Hard sell: From environmentalists to builders, many say statewide home energy audits could soothe our ailing housing market — so why are Nevada realtors fighting the new standards? by Jason Whited, CityLife

For the past several years, an unlikely alliance of builders, environmentalists and state lawmakers has developed what they’ve called a winning solution: required energy audits on the sale of each new home in the state. By the time new state requirements governing these inspections take effect next January, experts said, the audit requirements — initially passed by the Legislature in 2007 and updated by state lawmakers in 2009 — could help establish entirely new selling points for the tens of thousands of homes still standing empty. Yet, as these interest groups, policy experts and businessmen work feverishly with state energy officials to flesh out energy audit standards in advance of the 2011 deadline, many among this ad hoc, green consortium complain that local realtors are pushing back hard, slowing the possible transformation of Las Vegas from an anemic residential market into a robust, energy-efficient money maker.

Read the full article.


  1. Steve–many in the real estate community in Austin, TX have come around on the mandatory audits question, despite their initial opposition.

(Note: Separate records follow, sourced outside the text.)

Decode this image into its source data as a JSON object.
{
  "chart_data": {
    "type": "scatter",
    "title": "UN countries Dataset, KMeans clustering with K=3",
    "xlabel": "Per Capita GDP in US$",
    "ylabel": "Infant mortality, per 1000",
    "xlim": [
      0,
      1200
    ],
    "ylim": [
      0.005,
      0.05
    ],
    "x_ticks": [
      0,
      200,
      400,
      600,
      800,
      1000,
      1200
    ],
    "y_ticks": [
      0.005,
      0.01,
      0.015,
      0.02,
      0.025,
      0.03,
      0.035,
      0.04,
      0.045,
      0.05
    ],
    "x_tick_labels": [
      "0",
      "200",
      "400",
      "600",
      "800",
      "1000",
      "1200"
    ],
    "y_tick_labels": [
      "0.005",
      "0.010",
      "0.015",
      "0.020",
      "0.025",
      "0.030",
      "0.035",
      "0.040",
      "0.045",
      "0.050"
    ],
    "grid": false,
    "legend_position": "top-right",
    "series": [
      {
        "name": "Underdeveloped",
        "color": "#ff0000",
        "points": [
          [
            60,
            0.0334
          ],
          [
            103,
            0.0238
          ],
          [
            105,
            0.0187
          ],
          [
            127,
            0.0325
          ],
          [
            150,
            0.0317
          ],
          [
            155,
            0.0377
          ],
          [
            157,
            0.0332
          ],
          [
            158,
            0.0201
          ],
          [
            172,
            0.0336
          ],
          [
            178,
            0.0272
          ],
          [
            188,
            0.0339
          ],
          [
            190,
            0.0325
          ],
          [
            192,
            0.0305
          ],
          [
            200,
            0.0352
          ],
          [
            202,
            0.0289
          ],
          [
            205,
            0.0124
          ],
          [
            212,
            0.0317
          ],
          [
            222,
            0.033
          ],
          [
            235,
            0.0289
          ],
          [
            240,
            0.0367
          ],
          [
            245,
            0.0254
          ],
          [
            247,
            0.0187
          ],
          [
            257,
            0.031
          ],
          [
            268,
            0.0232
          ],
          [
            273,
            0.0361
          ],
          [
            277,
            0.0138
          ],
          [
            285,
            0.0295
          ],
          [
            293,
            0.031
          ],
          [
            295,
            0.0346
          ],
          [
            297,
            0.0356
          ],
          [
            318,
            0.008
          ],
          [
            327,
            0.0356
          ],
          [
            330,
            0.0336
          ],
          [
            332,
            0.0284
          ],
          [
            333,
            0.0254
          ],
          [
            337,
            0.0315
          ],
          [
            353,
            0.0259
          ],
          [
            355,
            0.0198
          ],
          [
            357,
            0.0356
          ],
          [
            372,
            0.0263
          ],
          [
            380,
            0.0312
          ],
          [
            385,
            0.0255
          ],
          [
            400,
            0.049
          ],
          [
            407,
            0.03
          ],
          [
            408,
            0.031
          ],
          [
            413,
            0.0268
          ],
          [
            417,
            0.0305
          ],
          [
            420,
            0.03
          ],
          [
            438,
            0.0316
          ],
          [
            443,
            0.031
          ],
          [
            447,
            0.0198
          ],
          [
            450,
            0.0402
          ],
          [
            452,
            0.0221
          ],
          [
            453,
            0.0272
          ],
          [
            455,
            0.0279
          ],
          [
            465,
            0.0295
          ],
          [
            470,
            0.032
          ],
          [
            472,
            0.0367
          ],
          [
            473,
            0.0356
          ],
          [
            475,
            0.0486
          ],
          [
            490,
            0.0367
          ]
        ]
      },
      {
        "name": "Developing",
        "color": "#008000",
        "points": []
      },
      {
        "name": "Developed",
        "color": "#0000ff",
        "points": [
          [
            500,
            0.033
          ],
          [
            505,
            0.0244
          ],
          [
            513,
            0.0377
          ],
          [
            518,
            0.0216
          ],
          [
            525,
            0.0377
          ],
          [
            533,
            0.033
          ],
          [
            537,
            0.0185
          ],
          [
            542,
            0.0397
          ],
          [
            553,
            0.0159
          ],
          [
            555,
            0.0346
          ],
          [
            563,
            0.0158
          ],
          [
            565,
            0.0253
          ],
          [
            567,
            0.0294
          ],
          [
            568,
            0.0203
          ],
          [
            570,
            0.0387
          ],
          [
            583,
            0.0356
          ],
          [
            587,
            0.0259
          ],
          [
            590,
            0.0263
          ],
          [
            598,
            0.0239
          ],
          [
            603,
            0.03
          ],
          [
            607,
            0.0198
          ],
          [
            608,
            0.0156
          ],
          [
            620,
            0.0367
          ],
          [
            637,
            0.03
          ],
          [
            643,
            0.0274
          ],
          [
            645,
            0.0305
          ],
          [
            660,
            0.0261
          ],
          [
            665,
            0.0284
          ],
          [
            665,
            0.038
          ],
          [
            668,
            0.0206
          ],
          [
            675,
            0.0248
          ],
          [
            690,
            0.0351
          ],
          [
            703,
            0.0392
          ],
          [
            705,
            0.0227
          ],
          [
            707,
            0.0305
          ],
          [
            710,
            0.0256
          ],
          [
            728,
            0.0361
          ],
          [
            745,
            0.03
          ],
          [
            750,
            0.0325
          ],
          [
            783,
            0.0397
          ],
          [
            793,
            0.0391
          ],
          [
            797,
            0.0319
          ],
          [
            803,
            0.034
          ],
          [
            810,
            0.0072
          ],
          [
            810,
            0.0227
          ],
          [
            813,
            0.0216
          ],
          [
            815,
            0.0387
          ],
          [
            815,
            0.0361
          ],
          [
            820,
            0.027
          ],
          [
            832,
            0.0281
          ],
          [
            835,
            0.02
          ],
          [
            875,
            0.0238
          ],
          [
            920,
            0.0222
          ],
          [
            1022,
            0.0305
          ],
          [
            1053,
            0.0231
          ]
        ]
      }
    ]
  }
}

You might be interested in this guest post on Energy Circle by one realtor who changed from being initially opposed:

    It’s been big positive there, and has had the additional effect of educating people on the value of energy audits in way that’s unprecedented across the country IMO. The result is an energy efficiency contracting sector that’s the most vibrant in the country.

    Let’s hope NV can stand up for this law.

  2. Thanks for the link Peter – good article. It really is an educational issue first and foremost.

    Like most, Nevadan’s want to move forward with efficiency, renewable energy and an improving economy. They all come together in the form of meaningful energy audits.

  3. Sue Cagliano says

    Wonderful read, and excellent points. Thanks.